March may find you scrambling to sow all the seeds which you didn’t get started earlier. Since seedlings of the most common plants usually are inexpensively available at local garden businesses and department stores, you’ll probably want to reserve the space on your windowsills and under your grow lights for harder-to-find or too-costly-to-purchase varieties. You can find more information on speeding up their germination at the following link:
Speaking of purchases, if you plan to set out new bareroot berry bushes this year, you’d best do that as early in the spring as possible—usually about six weeks before your last frost date. Don’t start when your ground is soggy, though, or you shortly can turn hard-to-dig into hardpan. Wait until the soil crumbles when you squeeze it rather than compacting into a weighty ball in your hand. Now also is the time for dormant sprays, those which should be applied before trees and bushes leaf out to avoid burning their foliage. They include oil sprays—used to suffocate overwintering pests such as mites and scale on apple, pear, and plum trees—as well as fungicides such as liquid lime sulfur spray, which help prevent diseases on your peach trees, berry bushes, and grape vines.

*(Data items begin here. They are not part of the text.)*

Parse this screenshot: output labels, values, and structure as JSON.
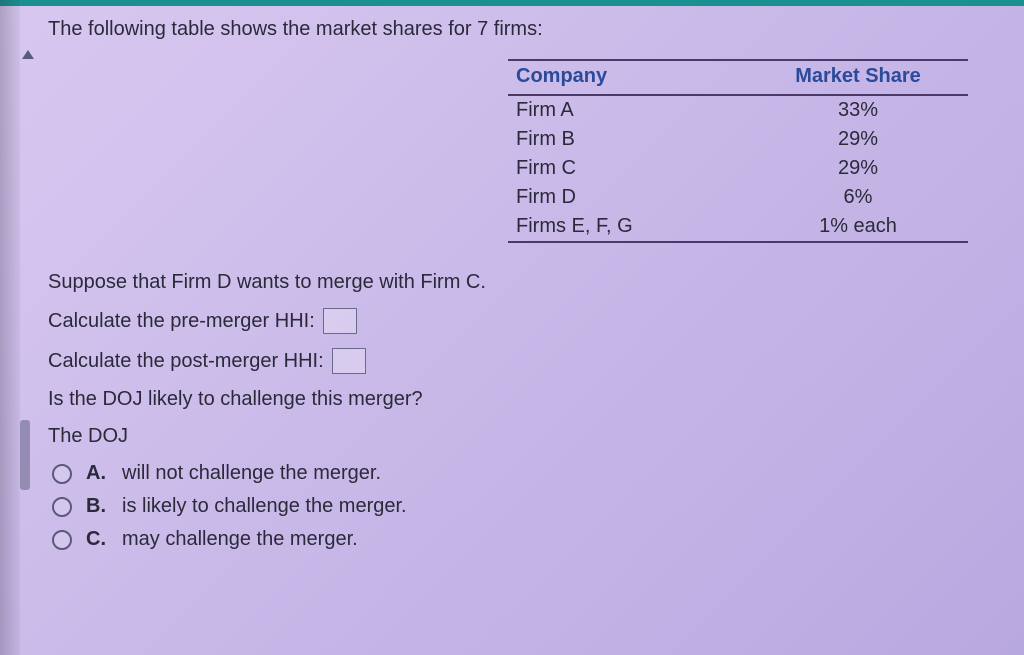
{
  "intro": "The following table shows the market shares for 7 firms:",
  "table": {
    "headers": {
      "company": "Company",
      "share": "Market Share"
    },
    "rows": [
      {
        "company": "Firm A",
        "share": "33%"
      },
      {
        "company": "Firm B",
        "share": "29%"
      },
      {
        "company": "Firm C",
        "share": "29%"
      },
      {
        "company": "Firm D",
        "share": "6%"
      },
      {
        "company": "Firms E, F, G",
        "share": "1% each"
      }
    ]
  },
  "suppose": "Suppose that Firm D wants to merge with Firm C.",
  "pre_label": "Calculate the pre-merger HHI:",
  "post_label": "Calculate the post-merger HHI:",
  "q3": "Is the DOJ likely to challenge this merger?",
  "stem": "The DOJ",
  "options": {
    "a": {
      "letter": "A.",
      "text": "will not challenge the merger."
    },
    "b": {
      "letter": "B.",
      "text": "is likely to challenge the merger."
    },
    "c": {
      "letter": "C.",
      "text": "may challenge the merger."
    }
  },
  "chart_data": {
    "type": "table",
    "title": "Market shares for 7 firms",
    "columns": [
      "Company",
      "Market Share"
    ],
    "rows": [
      [
        "Firm A",
        "33%"
      ],
      [
        "Firm B",
        "29%"
      ],
      [
        "Firm C",
        "29%"
      ],
      [
        "Firm D",
        "6%"
      ],
      [
        "Firms E, F, G",
        "1% each"
      ]
    ]
  }
}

For the best results, wait until a day when the weather forecast doesn’t call for precipitation anytime soon and when temperatures will remain above freezing for at least 24 hours. Always wear protective clothing, goggles, and a respirator while spraying, to keep the liquids out of your lungs and eyes. Don’t attempt to mix the two types of sprays with each other or to apply them within a week of each other, as that may damage your trees and bushes. Even before those trees emerge from their deeper dormancy, your “sleeping” houseplants should perk up as spring approaches. So now is the time to repot any that need more root room, to prune any that seem likely to surpass their space, and to begin fertilizing them again. If you’ve just moved a plant into new “digs”—fresh potting soil that already contains some plant food—put off feeding it for six weeks or so until that fertilizer is depleted.
An early start also is a good idea for tuberous plants such as dahlias and tuberoses. If they don’t get a long enough season to bloom well in your zone, try potting them up about six weeks before your last frost date. You should then keep them in a sunny location indoors until after that date. If you start the tubers in large containers such as grow bags, you may be able to leave them in those containers when you move them outdoors. Otherwise, transplant them into your flower bed, and congratulate yourself that this year your dahlias will have no excuse for dallying!